It’s still just an empty piece of public land, but one with the promise of new opportunities for some 150 homeless families desperate for a bit of good fortune.
The site of the future Kahauiki Village, an 11.3-acre parcel the state transferred to the city for this purpose, will become a place that should yield no small measure of hope — and soon. The aim is to move the first 30 families into 18 two-bedroom and 12 one-bedroom units before Christmas.
Even when all 600 or so people are accommodated within the completed village, located near Keehi Lagoon, it will represent just a small sliver of the homeless population of Oahu. This can be a solution for one homeless constituency in need of help — the working poor, with families — but is not geared for all living with homelessness, with all its complexities.
This project is impressive not because it purports to resolve all homelessness issues (it doesn’t), but because of its rather visionary approach that encourages both self-reliance and mutual support.
What can and should be replicated from this initiative is collaboration to overcome hurdles.
Kahauiki Village’s concept was devised by Hawaii businessman Duane Kurisu, who grew up in a plantation village and believes recreating that environment could help reclaim lives.
Kurisu is repurposing prefabricated units that had been purchased originally to help those who lost their homes six years ago in the devastating Japan tsunami and nuclear reactor disaster. These are modular dwellings built and dispatched as part of the “Aloha for Japan” charity fundraiser. Kurisu, a board member for Oahu Publications Inc., the Honolulu Star-Advertiser’s parent company, helped to organize that event.
Even with the land provided and the dwellings essentially purchased, the undisclosed costs of the project continue to mount. And another asset in Kahauiki Village’s immense potential — nearby job opportunities for those willing and able to work — might not materialize readily for another project. That piece, contributed by former first lady Vicky Cayetano, is the willingness to hire workers from the village at her United Laundry business, which is within walking distance.

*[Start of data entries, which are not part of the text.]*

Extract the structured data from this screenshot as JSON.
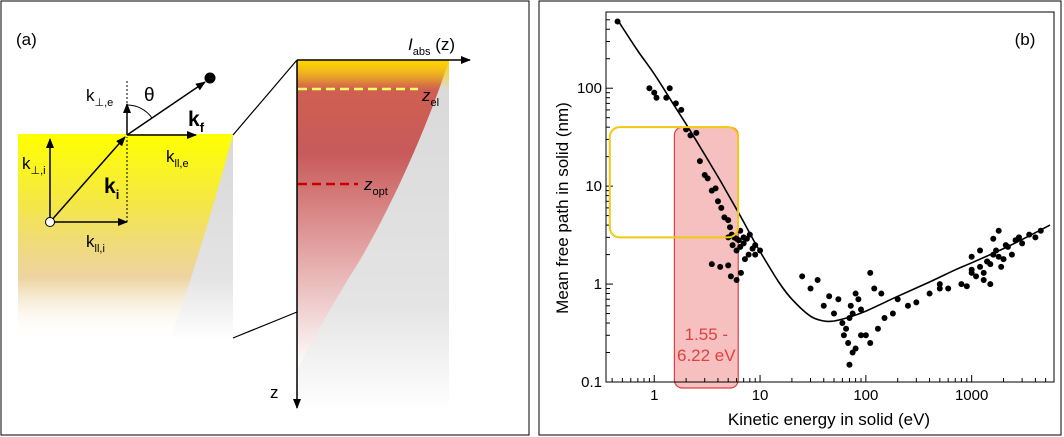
{
  "panel_a": {
    "label": "(a)",
    "theta": "θ",
    "k_perp_e": {
      "main": "k",
      "sub": "⊥,e"
    },
    "k_par_e": {
      "main": "k",
      "sub": "ll,e"
    },
    "k_perp_i": {
      "main": "k",
      "sub": "⊥,i"
    },
    "k_par_i": {
      "main": "k",
      "sub": "ll,i"
    },
    "k_i": {
      "main": "k",
      "sub": "i"
    },
    "k_f": {
      "main": "k",
      "sub": "f"
    },
    "i_abs": {
      "main": "I",
      "sub": "abs",
      "suffix": " (z)"
    },
    "z_el": {
      "main": "z",
      "sub": "el"
    },
    "z_opt": {
      "main": "z",
      "sub": "opt"
    },
    "z_axis": "z",
    "colors": {
      "surface_yellow": "#ffff00",
      "z_el_line": "#ffff66",
      "z_opt_line": "#cc0000",
      "inset_red": "#c0392b"
    }
  },
  "chart_data": {
    "type": "scatter",
    "panel_label": "(b)",
    "xlabel": "Kinetic energy in solid (eV)",
    "ylabel": "Mean free path in solid (nm)",
    "xscale": "log",
    "yscale": "log",
    "xlim": [
      0.35,
      6000
    ],
    "ylim": [
      0.1,
      600
    ],
    "x_ticks": [
      1,
      10,
      100,
      1000
    ],
    "x_tick_labels": [
      "1",
      "10",
      "100",
      "1000"
    ],
    "y_ticks": [
      0.1,
      1,
      10,
      100
    ],
    "y_tick_labels": [
      "0.1",
      "1",
      "10",
      "100"
    ],
    "grid": false,
    "curve": {
      "x": [
        0.45,
        0.7,
        1,
        1.5,
        2,
        3,
        4,
        5,
        6,
        7,
        8,
        10,
        15,
        20,
        30,
        40,
        50,
        70,
        100,
        200,
        400,
        700,
        1000,
        2000,
        3000,
        5500
      ],
      "y": [
        500,
        240,
        140,
        70,
        43,
        21,
        12.5,
        8.2,
        5.8,
        4.3,
        3.3,
        2.15,
        1.05,
        0.7,
        0.47,
        0.42,
        0.42,
        0.46,
        0.53,
        0.75,
        1.05,
        1.4,
        1.65,
        2.3,
        2.85,
        4.0
      ]
    },
    "points": {
      "x": [
        0.45,
        0.9,
        1,
        1.05,
        1.3,
        1.4,
        1.6,
        1.8,
        2.0,
        2.2,
        2.5,
        2.7,
        3.0,
        3.2,
        3.5,
        3.8,
        4.0,
        4.3,
        4.6,
        5.0,
        5.2,
        5.4,
        5.7,
        6.0,
        6.3,
        6.5,
        7.0,
        3.5,
        4.2,
        5.0,
        5.3,
        6.0,
        6.6,
        7.2,
        7.8,
        8.5,
        9.0,
        10,
        5.0,
        5.5,
        6.0,
        6.5,
        7.0,
        7.5,
        8.0,
        9.0,
        25,
        30,
        35,
        40,
        45,
        50,
        55,
        60,
        62,
        65,
        68,
        70,
        72,
        75,
        80,
        85,
        90,
        100,
        110,
        130,
        150,
        180,
        200,
        250,
        300,
        400,
        500,
        70,
        75,
        80,
        90,
        110,
        120,
        140,
        500,
        600,
        800,
        900,
        1000,
        1100,
        1200,
        1300,
        1400,
        1500,
        1600,
        1700,
        1800,
        1900,
        2000,
        2100,
        2200,
        2400,
        2600,
        2800,
        3000,
        3500,
        4000,
        4500,
        1000,
        1200,
        1400,
        1600,
        1800,
        1000,
        1300,
        1500
      ],
      "y": [
        480,
        100,
        90,
        80,
        80,
        100,
        70,
        60,
        38,
        33,
        35,
        18,
        13,
        12,
        9,
        9.5,
        7,
        6,
        4.8,
        4.5,
        3.8,
        3.2,
        3.0,
        2.9,
        2.8,
        3.5,
        3.0,
        1.6,
        1.5,
        1.55,
        1.2,
        1.1,
        1.3,
        1.8,
        2.0,
        2.3,
        2.5,
        2.2,
        3.0,
        2.5,
        2.2,
        2.4,
        2.6,
        2.9,
        3.2,
        2.0,
        1.2,
        0.9,
        1.1,
        0.6,
        0.75,
        0.5,
        0.7,
        0.4,
        0.3,
        0.35,
        0.25,
        0.45,
        0.6,
        0.5,
        0.8,
        0.7,
        0.55,
        0.3,
        0.25,
        0.35,
        0.45,
        0.5,
        0.7,
        0.6,
        0.65,
        0.8,
        0.9,
        0.15,
        0.2,
        0.22,
        0.3,
        1.3,
        0.9,
        0.8,
        1.0,
        0.9,
        1.0,
        0.95,
        1.4,
        1.2,
        1.5,
        1.3,
        1.7,
        1.6,
        2.0,
        2.2,
        1.9,
        1.5,
        1.8,
        2.5,
        2.4,
        2.0,
        2.8,
        3.0,
        2.6,
        3.2,
        3.0,
        3.5,
        1.9,
        2.2,
        1.7,
        2.9,
        3.5,
        1.3,
        1.1,
        1.0
      ],
      "color": "#000000"
    },
    "yellow_box": {
      "x_range": [
        0.38,
        6.2
      ],
      "y_range": [
        3.0,
        40
      ],
      "color": "#f2c811"
    },
    "red_band": {
      "x_range": [
        1.55,
        6.22
      ],
      "y_range": [
        0.085,
        40
      ],
      "color": "#e04040",
      "fill": "#f4b0b0",
      "label": "1.55 - 6.22 eV"
    }
  }
}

In what is becoming the best kind of public-private partnership, the development of the village also involves the work of nonprofits. It is an enterprise of Kurisu’s own aio Foundation, which will lease the land from the city at $1 a year.
Success also will depend on the work of groups such as Salvation Army and Catholic Charities Hawaii, which will provide programs readying the families before they move in.
It will be managed by the Institute for Human Services, which will do the essential task of screening potential residents, to find those willing to invest their own labor and the money they earn. These are not free homes but will be rented to the occupants at affordable rates: $900 monthly for two-bedroom homes, $725 for the one-bedroom units, all of them including electricity, gas and water service.
This is meant not as transitional housing but a place to call home, Gov. David Ige said at Tuesday’s groundbreaking. It’s not necessarily a final stop but represents a supportive neighborhood, where there will be a child-care center enabling parents to work at a job and be solid contributing members of the state economy.
Further — and most important — it will be a haven for children, who should grow up in calm and stability not afforded by life on the street.
Children need such things as they need food and water. The larger community needs them to have hope that they can break this cycle of poverty, see their own potential and realize it. It can take a village — in this case, a plantation village — to raise a child.